We have $X_1$ and $X_2$, where $X_i \sim \mathrm{Beta}(\theta,1)$, $f_{X_i}=\theta X^{\theta -1}$ with $0<x<1$.
$H_o: \theta =1$ vs $H_a = \theta = 2$
The rejection region is $C = \{ (x1,x2) \in (0,1)\times (0,1) ; x_1 \ x_2 \geq \frac{3}{4} \}$.
I need to proof that $P( \text{error type 1}) = \alpha = \frac{1}{4} + \frac{3}{4} ln( \frac{3}{4})$.
My first idea is to use the power function $\alpha = \Pi_{\gamma}(\theta_o)= P(x_1 x_2 \geq \frac{3}{4} \ | \ \theta = \theta_1 = 1)$, and I need to know the distribution of $X_1 X_2$, I have found that is complicated to know that distribution.
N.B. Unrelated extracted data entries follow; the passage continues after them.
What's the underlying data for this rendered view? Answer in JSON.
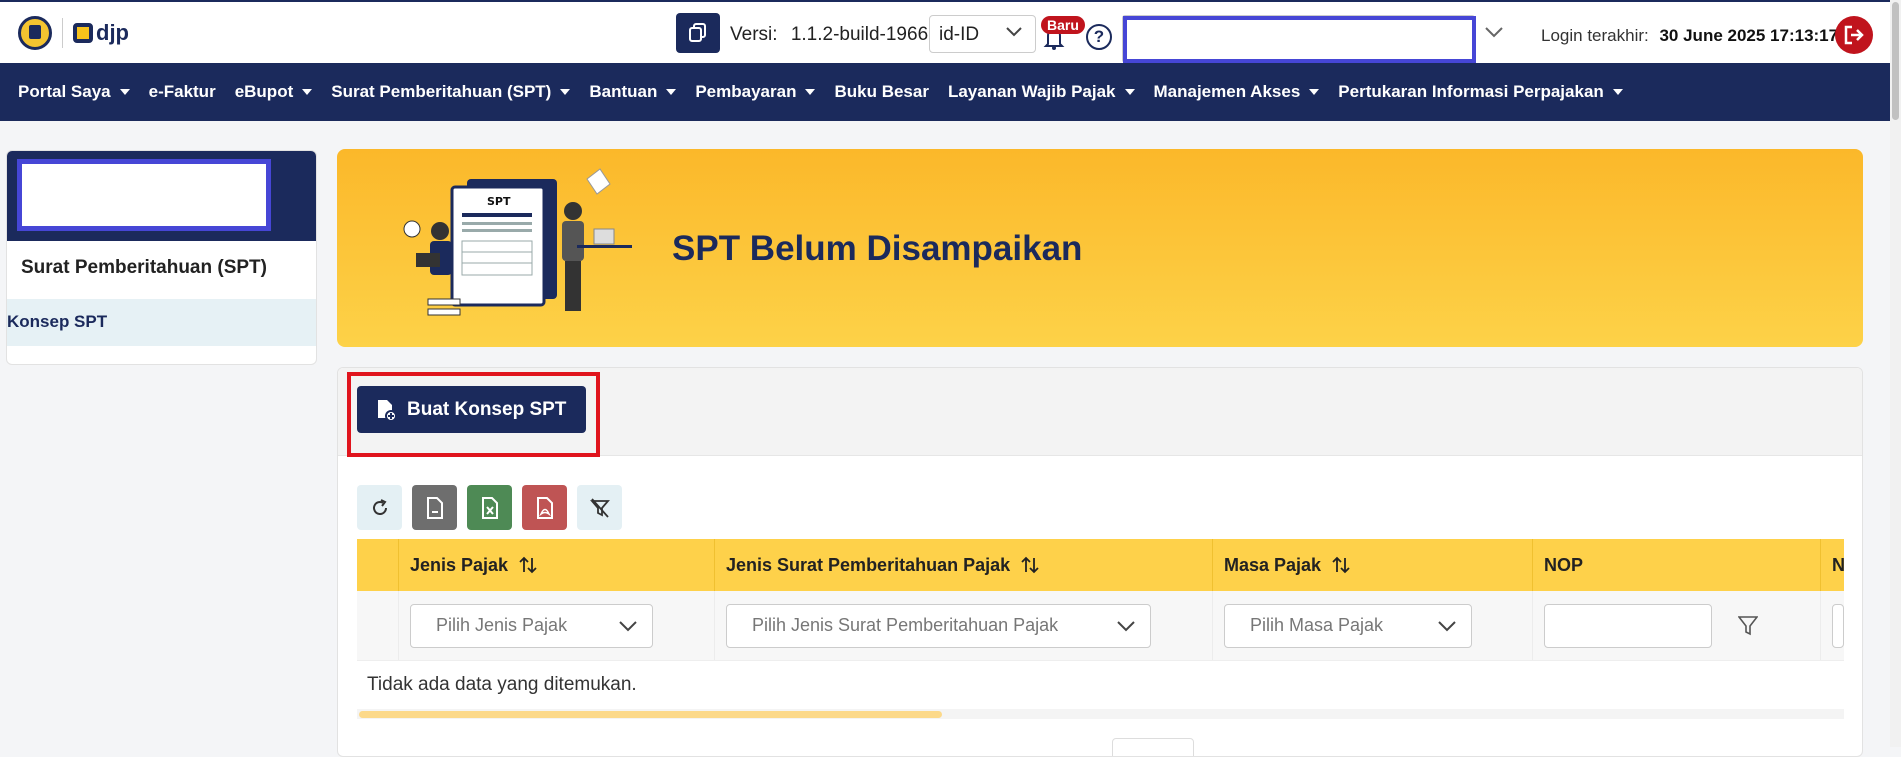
{
  "header": {
    "brand": "djp",
    "version_label": "Versi:",
    "version_value": "1.1.2-build-1966",
    "language": "id-ID",
    "notification_badge": "Baru",
    "help_glyph": "?",
    "login_label": "Login terakhir:",
    "login_value": "30 June 2025 17:13:17"
  },
  "nav": {
    "items": [
      {
        "label": "Portal Saya",
        "dropdown": true
      },
      {
        "label": "e-Faktur",
        "dropdown": false
      },
      {
        "label": "eBupot",
        "dropdown": true
      },
      {
        "label": "Surat Pemberitahuan (SPT)",
        "dropdown": true
      },
      {
        "label": "Bantuan",
        "dropdown": true
      },
      {
        "label": "Pembayaran",
        "dropdown": true
      },
      {
        "label": "Buku Besar",
        "dropdown": false
      },
      {
        "label": "Layanan Wajib Pajak",
        "dropdown": true
      },
      {
        "label": "Manajemen Akses",
        "dropdown": true
      },
      {
        "label": "Pertukaran Informasi Perpajakan",
        "dropdown": true
      }
    ]
  },
  "sidebar": {
    "title": "Surat Pemberitahuan (SPT)",
    "items": [
      {
        "label": "Konsep SPT",
        "active": true
      }
    ]
  },
  "banner": {
    "illustration_label": "SPT",
    "title": "SPT Belum Disampaikan"
  },
  "main": {
    "create_button": "Buat Konsep SPT",
    "toolbar": [
      "refresh-icon",
      "file-icon",
      "excel-icon",
      "pdf-icon",
      "filter-clear-icon"
    ],
    "columns": [
      "Jenis Pajak",
      "Jenis Surat Pemberitahuan Pajak",
      "Masa Pajak",
      "NOP",
      "N"
    ],
    "filters": {
      "jenis_pajak_placeholder": "Pilih Jenis Pajak",
      "jenis_spt_placeholder": "Pilih Jenis Surat Pemberitahuan Pajak",
      "masa_pajak_placeholder": "Pilih Masa Pajak"
    },
    "empty_message": "Tidak ada data yang ditemukan."
  },
  "colors": {
    "navy": "#1b2a5c",
    "banner_yellow": "#fbb82a",
    "header_yellow": "#fed14a",
    "danger": "#c0141d",
    "redaction_border": "#4646d6",
    "highlight_border": "#e0141d"
  }
}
It is not difficult to compute the desired probability. Under the null hypothesis, $X_i \mid H_0 \sim \operatorname{Beta}(1,1)$ is uniformly distributed; thus the probability that the product $X_1 X_2$ is at least $3/4$ is equal to the area in the unit square above the hyperbola $x_1 x_2 \ge 3/4$; i.e., $$\begin{align} \Pr[X_1 X_2 \ge \tfrac{3}{4} \mid \theta = 1] &= \Pr\left[(3/4 \le X_1 \le 1) \cap \left(\frac{3/4}{X_1} \le X_2 \le 1\right) \Bigl| \, \theta = 1\right] \\ &= \int_{x_1 = 3/4}^1 \!\!\!\Pr\left[ \frac{3/4}{x_1} \le X_2 \le 1 \, \Bigl| \, (X_1 = x_1) \cap (\theta = 1) \right] f_{X_1 \mid \theta = 1}(x_1) \, dx_1 \\ &= \int_{x_1 = 3/4}^1 \left(1 - \frac{3/4}{x_1}\right) \, dx_1 \\ &= \left[x_1 - \frac{3}{4} \log x_1 \right]_{x_1 = 3/4}^1 \\ &= \frac{1}{4} \left( 1 - 3 \log \frac{4}{3} \right) \\ &\approx 0.034238. \end{align}$$